LA COMMISSIONE MENSA E' ESSENZIALE, MA VA FORMATA
 
 

La Commissione mensa deve essere messa in grado di svolgere controlli efficaci e di intervenire con competenza. Solo così può svolgere pienamente il suo ruolo

Ce ne sono di tanti tipi, perché ogni Comune, e a volte ogni istituto scolastico, definisce regole particolari sia per la sua composizione che per i compiti da svolgere. Comunque sia, la Commissione mensa è uno strumento essenziale di partecipazione e democrazia, la possibilità per gli utenti o, più precisamente, i genitori degli studenti-utenti, di intervenire nelle decisioni che riguardano una parte significativa della nutrizione quotidiana dei propri figli. Una partecipazione che coinvolge anche gli insegnanti, che condividono il pasto in mensa con gli studenti, e che vede come parte attiva la pubblica amministrazione, fondamentale nella definizione dell'appalto e del controllo del servizio.

"Ma io non sono un esperto di alimentazione!" Per quanto interessati alle questioni del cibo, e desiderosi di collaborare per garantire un pasto sicuro e gradevole per il figlio, i genitori, tranne rari casi, non sono esperti della materia. Questo non è assolutamente un limite: non è richiesta una competenza specifica per entrare a far parte della Commissione mensa, bastano interesse per le questioni alimentari e un po' di senso critico. E' vero, però, che per poter svolgere un ruolo efficace di controllo è fondamentale conoscere il più possibile servizio, le sue modalità di realizzazione, e anche gli obblighi delle diverse parti. Per esempio, solo conoscendo il menù si può verificare se non avvengono cambiamenti; sapere a quanto ammontano le grammature dei piatti permette di capire se la porzione è sufficiente; conoscere la temperatura minima del pasto trasportato può permettere di far verificare quella reale al momento in cui viene servito.
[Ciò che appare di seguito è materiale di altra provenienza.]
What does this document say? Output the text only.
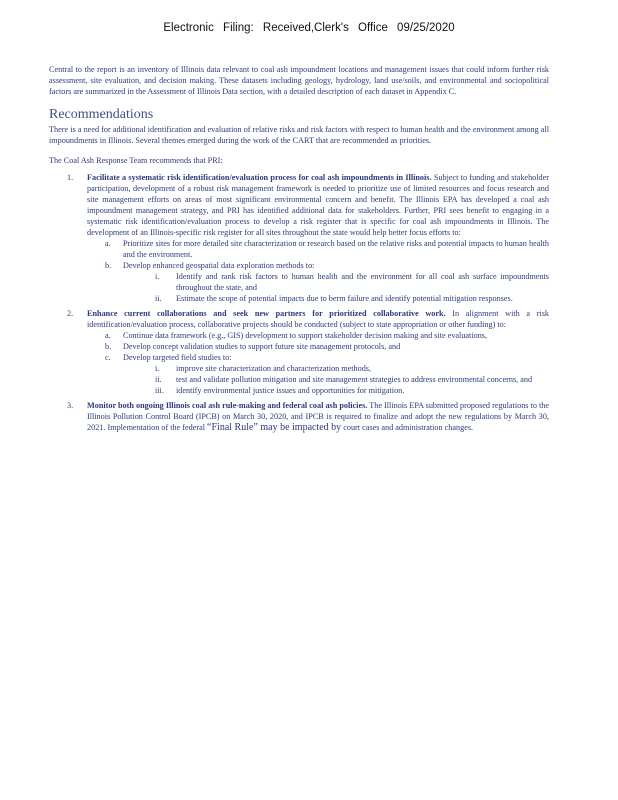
Electronic Filing: Received,Clerk's Office 09/25/2020

Central to the report is an inventory of Illinois data relevant to coal ash impoundment locations and management issues that could inform further risk assessment, site evaluation, and decision making. These datasets including geology, hydrology, land use/soils, and environmental and sociopolitical factors are summarized in the Assessment of Illinois Data section, with a detailed description of each dataset in Appendix C.

Recommendations

There is a need for additional identification and evaluation of relative risks and risk factors with respect to human health and the environment among all impoundments in Illinois. Several themes emerged during the work of the CART that are recommended as priorities.

The Coal Ash Response Team recommends that PRI:

1. Facilitate a systematic risk identification/evaluation process for coal ash impoundments in Illinois. Subject to funding and stakeholder participation, development of a robust risk management framework is needed to prioritize use of limited resources and focus research and site management efforts on areas of most significant environmental concern and benefit. The Illinois EPA has developed a coal ash impoundment management strategy, and PRI has identified additional data for stakeholders. Further, PRI sees benefit to engaging in a systematic risk identification/evaluation process to develop a risk register that is specific for coal ash impoundments in Illinois. The development of an Illinois-specific risk register for all sites throughout the state would help better focus efforts to:
a. Prioritize sites for more detailed site characterization or research based on the relative risks and potential impacts to human health and the environment.
b. Develop enhanced geospatial data exploration methods to:
i. Identify and rank risk factors to human health and the environment for all coal ash surface impoundments throughout the state, and
ii. Estimate the scope of potential impacts due to berm failure and identify potential mitigation responses.
2. Enhance current collaborations and seek new partners for prioritized collaborative work. In alignment with a risk identification/evaluation process, collaborative projects should be conducted (subject to state appropriation or other funding) to:
a. Continue data framework (e.g., GIS) development to support stakeholder decision making and site evaluations,
b. Develop concept validation studies to support future site management protocols, and
c. Develop targeted field studies to:
i. improve site characterization and characterization methods,
ii. test and validate pollution mitigation and site management strategies to address environmental concerns, and
iii. identify environmental justice issues and opportunities for mitigation.
3. Monitor both ongoing Illinois coal ash rule-making and federal coal ash policies. The Illinois EPA submitted proposed regulations to the Illinois Pollution Control Board (IPCB) on March 30, 2020, and IPCB is required to finalize and adopt the new regulations by March 30, 2021. Implementation of the federal “Final Rule” may be impacted by court cases and administration changes.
E' per questo che ogni Commissione mensa deve avere un suo programma di "formazione continua", tanto più pressante quanto maggiore è la frequenza con cui questo organismo si rinnova. Ogni "commissario" deve essere messo in condizione di conoscere a fondo il funzionamento del sistema, le sue regole, e anche i limiti del suo intervento. Per esempio per quanto riguarda il menù e il suo equilibrio nutrizionale: molti genitori sono spesso focalizzati sulle specifiche esigenze del figlio, così capita anche di sentir chiedere, in sede di Commissione mensa, se "si possono sostituire il legumi con le patatine fritte...".
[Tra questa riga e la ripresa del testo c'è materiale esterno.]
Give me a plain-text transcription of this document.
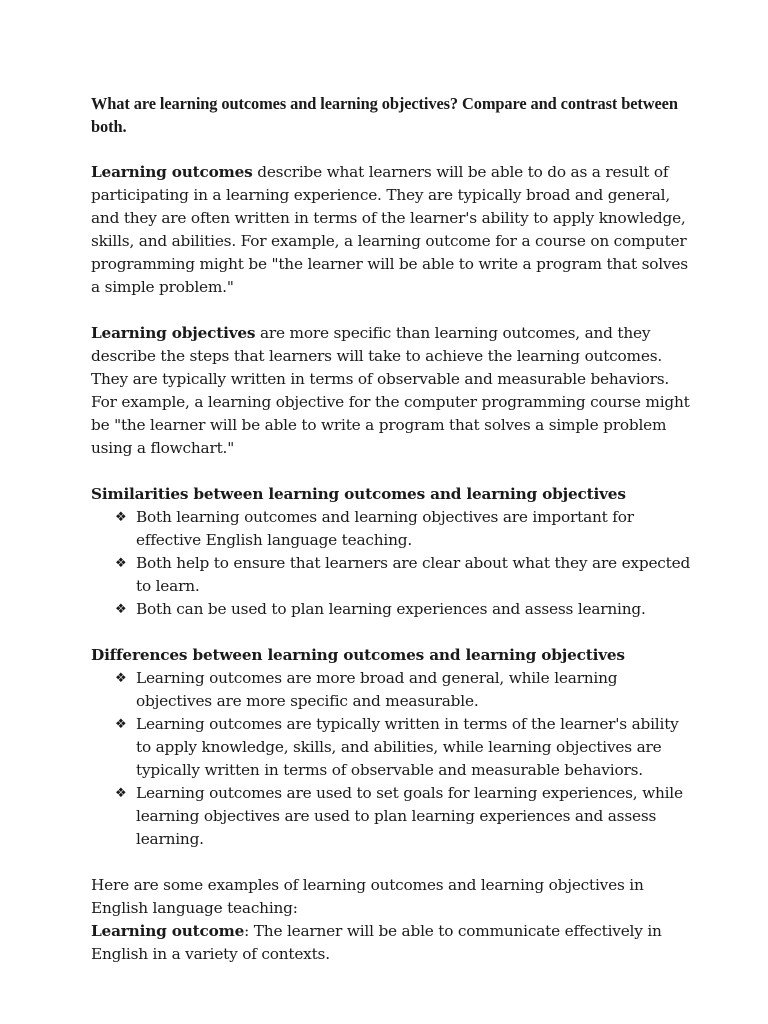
What are learning outcomes and learning objectives? Compare and contrast between both.

Learning outcomes describe what learners will be able to do as a result of participating in a learning experience. They are typically broad and general, and they are often written in terms of the learner's ability to apply knowledge, skills, and abilities. For example, a learning outcome for a course on computer programming might be "the learner will be able to write a program that solves a simple problem."

Learning objectives are more specific than learning outcomes, and they describe the steps that learners will take to achieve the learning outcomes. They are typically written in terms of observable and measurable behaviors. For example, a learning objective for the computer programming course might be "the learner will be able to write a program that solves a simple problem using a flowchart."

Similarities between learning outcomes and learning objectives
❖ Both learning outcomes and learning objectives are important for effective English language teaching.
❖ Both help to ensure that learners are clear about what they are expected to learn.
❖ Both can be used to plan learning experiences and assess learning.
Differences between learning outcomes and learning objectives
❖ Learning outcomes are more broad and general, while learning objectives are more specific and measurable.
❖ Learning outcomes are typically written in terms of the learner's ability to apply knowledge, skills, and abilities, while learning objectives are typically written in terms of observable and measurable behaviors.
❖ Learning outcomes are used to set goals for learning experiences, while learning objectives are used to plan learning experiences and assess learning.

Here are some examples of learning outcomes and learning objectives in English language teaching:

Learning outcome: The learner will be able to communicate effectively in English in a variety of contexts.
Per arrivare a una reale formazione dei componenti la Commissione mensa è indispensabile la collaborazione reale delle autorità scolastiche e dell'ente pubblico che, a dir la verità, non sempre sono completamente disponibili e, spesso, devono essere sollecitati dai genitori. Una Commissione mensa ben preparata, però, è utile anche per chi gestisce il servizio, perché avrà davanti persone più coinvolte, competenti e collaborative.